Compare any two versions of a given image at random, and ask yourself whether a significant majority, say two-thirds, would prefer one version to another. I’m experienced at asking myself that question and then verifying my opinion with others. Without seeing these two versions in advance, I’d have to predict that the chances of one being voted better are about 40%, since I imagine that 40% of the time the jury would prefer the other and 20% of the time it would have no preference.
Now suppose that we compare one of these versions to five randomly chosen ones. What are the odds of it winning against all five? This is impossible to state accurately, because it’s not like flipping a coin five times, where what happened on the first four flips has no bearing on the result of the fifth. But each time our version wins it becomes more likely to win against its next opponent. If it has already won against four opponents it has shown itself to be good enough to be a heavy favorite against the fifth. So, I’m going to speculate that the odds of being better than all five randomly chosen opponents are slightly less than one in ten, let’s be generous and say 10%.

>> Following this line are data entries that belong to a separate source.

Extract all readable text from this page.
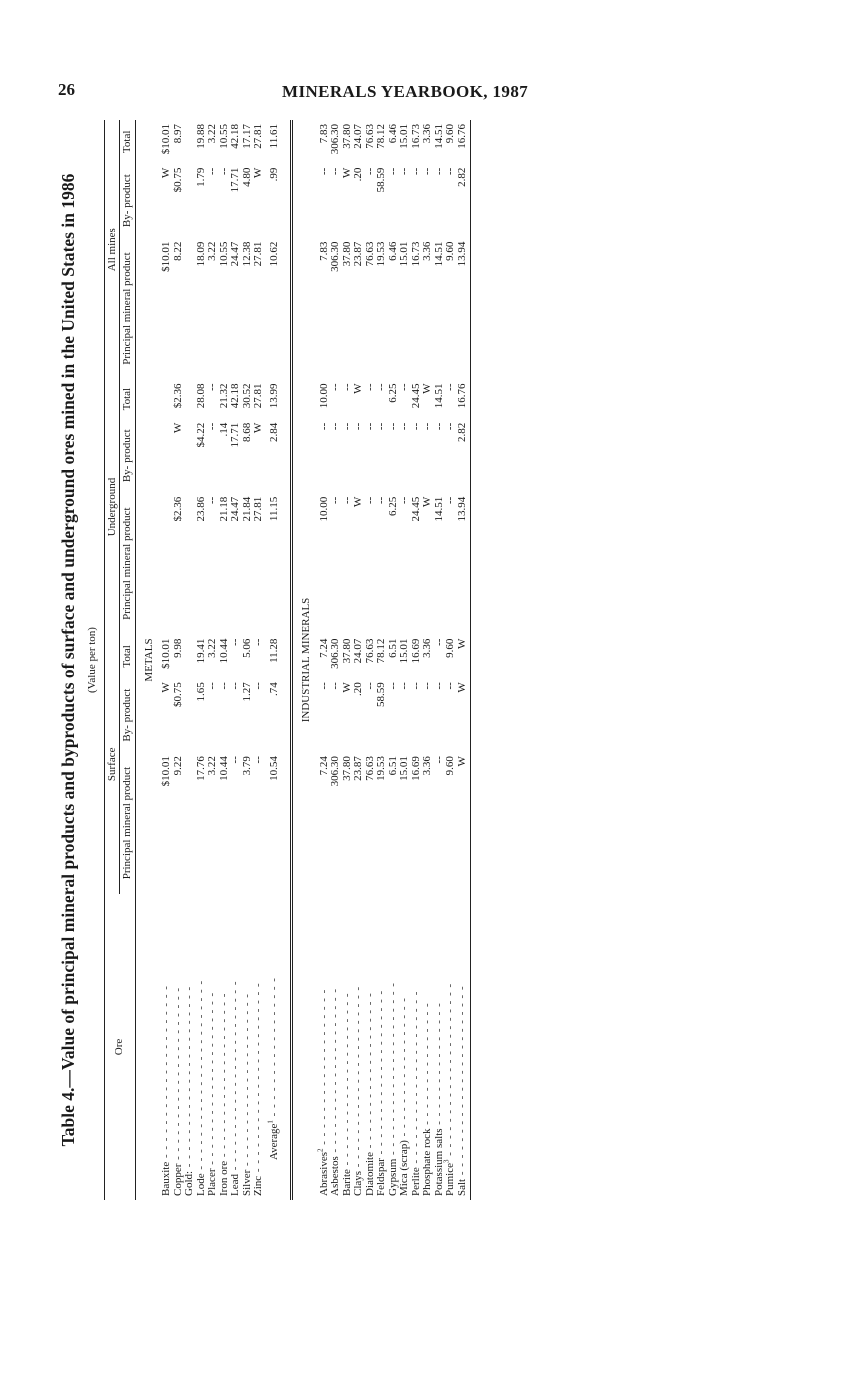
26	MINERALS YEARBOOK, 1987
Table 4.—Value of principal mineral products and byproducts of surface and underground ores mined in the United States in 1986 (Value per ton)
Ore	Surface			Underground			All mines		
	Principal mineral product	By- product	Total	Principal mineral product	By- product	Total	Principal mineral product	By- product	Total
METALS									
Bauxite - - - - - - - - - - - - - - - - - - - - -	$10.01	W	$10.01				$10.01	W	$10.01
Copper - - - - - - - - - - - - - - - - - - - - -	9.22	$0.75	9.98	$2.36	W	$2.36	8.22	$0.75	8.97
Gold: - - - - - - - - - - - - - - - - - - - - - -									
Lode - - - - - - - - - - - - - - - - - - - - - - -	17.76	1.65	19.41	23.86	$4.22	28.08	18.09	1.79	19.88
Placer - - - - - - - - - - - - - - - - - - - - -	3.22	--	3.22	--	--	--	3.22	--	3.22
Iron ore - - - - - - - - - - - - - - - - - - - -	10.44	--	10.44	21.18	.14	21.32	10.55	--	10.55
Lead - - - - - - - - - - - - - - - - - - - - - - -	--	--	--	24.47	17.71	42.18	24.47	17.71	42.18
Silver - - - - - - - - - - - - - - - - - - - - -	3.79	1.27	5.06	21.84	8.68	30.52	12.38	4.80	17.17
Zinc - - - - - - - - - - - - - - - - - - - - - - -	--	--	--	27.81	W	27.81	27.81	W	27.81
Average$^1$ - - - - - - - - - - - - - - - - -	10.54	.74	11.28	11.15	2.84	13.99	10.62	.99	11.61
INDUSTRIAL MINERALS									
Abrasives$^2$ - - - - - - - - - - - - - - - - - - -	7.24	--	7.24	10.00	--	10.00	7.83	--	7.83
Asbestos - - - - - - - - - - - - - - - - - - - -	306.30	--	306.30	--	--	--	306.30	--	306.30
Barite - - - - - - - - - - - - - - - - - - - - -	37.80	W	37.80	--	--	--	37.80	W	37.80
Clays - - - - - - - - - - - - - - - - - - - - - -	23.87	.20	24.07	W	--	W	23.87	.20	24.07
Diatomite - - - - - - - - - - - - - - - - - - -	76.63	--	76.63	--	--	--	76.63	--	76.63
Feldspar - - - - - - - - - - - - - - - - - - - -	19.53	58.59	78.12	--	--	--	19.53	58.59	78.12
Gypsum - - - - - - - - - - - - - - - - - - - - -	6.51	--	6.51	6.25	--	6.25	6.46	--	6.46
Mica (scrap) - - - - - - - - - - - - - - - - -	15.01	--	15.01	--	--	--	15.01	--	15.01
Perlite - - - - - - - - - - - - - - - - - - - - -	16.69	--	16.69	24.45	--	24.45	16.73	--	16.73
Phosphate rock - - - - - - - - - - - - - - -	3.36	--	3.36	W	--	W	3.36	--	3.36
Potassium salts - - - - - - - - - - - - - - -	--	--	--	14.51	--	14.51	14.51	--	14.51
Pumice$^3$ - - - - - - - - - - - - - - - - - - - - -	9.60	--	9.60	--	--	--	9.60	--	9.60
Salt - - - - - - - - - - - - - - - - - - - - - - -	W	W	W	13.94	2.82	16.76	13.94	2.82	16.76
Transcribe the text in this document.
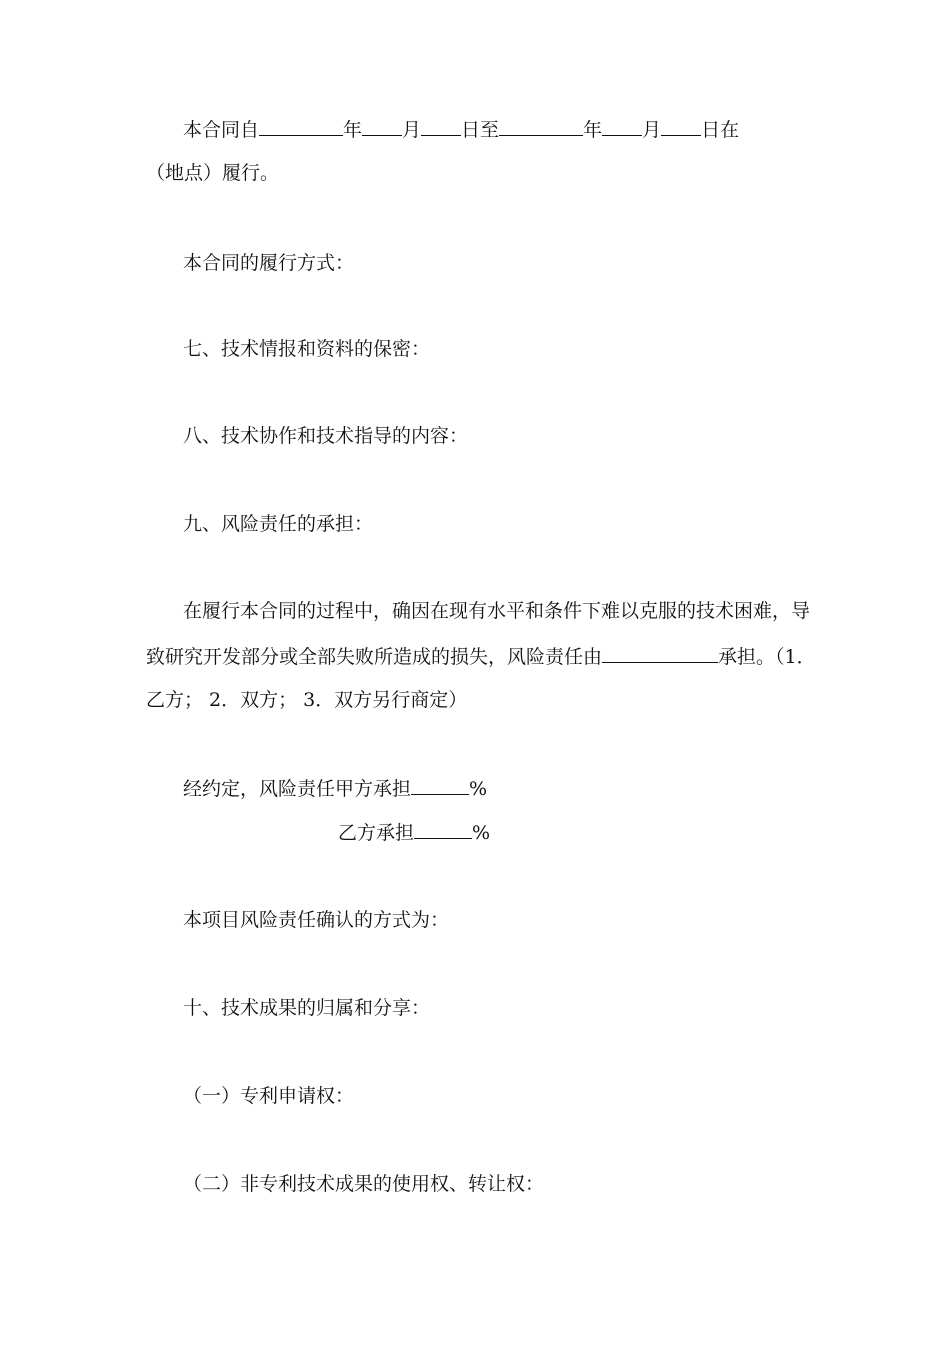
本合同自	年 月 日至	年 月 日在
（地点）履行。
本合同的履行方式：
七、技术情报和资料的保密：
八、技术协作和技术指导的内容：
九、风险责任的承担：
在履行本合同的过程中，确因在现有水平和条件下难以克服的技术困难，导
致研究开发部分或全部失败所造成的损失，风险责任由	承担。（1．
乙方； 2．双方； 3．双方另行商定）
经约定，风险责任甲方承担	%
乙方承担	%
本项目风险责任确认的方式为：
十、技术成果的归属和分享：
（一）专利申请权：
（二）非专利技术成果的使用权、转让权：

For the MIT study I took 150 random images, each corrected by five retouchers. In each case I averaged the five, then compared the average to each of the five parents. According to my scoresheet the odds of the average being better than an individual parent were not 40% but 74%. The odds of being better than all five were not 10% but 24%.
I was thinking that our par versions would show somewhat similar results but this was stupid. Of the five MIT retouchers often one or two would do a notably poor job, and this would detract from the average version. Someone who did a good job, therefore, had a potential advantage over the average. In our case this was not true: the par versions weren’t created from random efforts but rather from good ones, the best five, say, out of 25.
And the results were convincing. I didn’t actually count these up like I did with the MIT study but my impression that in at least half of these studies the par would have been voted better than any of its five parents. There were instances where people came up with something at least competitive to if not better than the par, but they were rare.
I seem to recall posting once that blending multiple versions is probably most advantageous to the inexperienced, because averaging may cover up certain deficiencies in one version. But these studies suggest that maybe blending is even more advantageous to the experienced professional.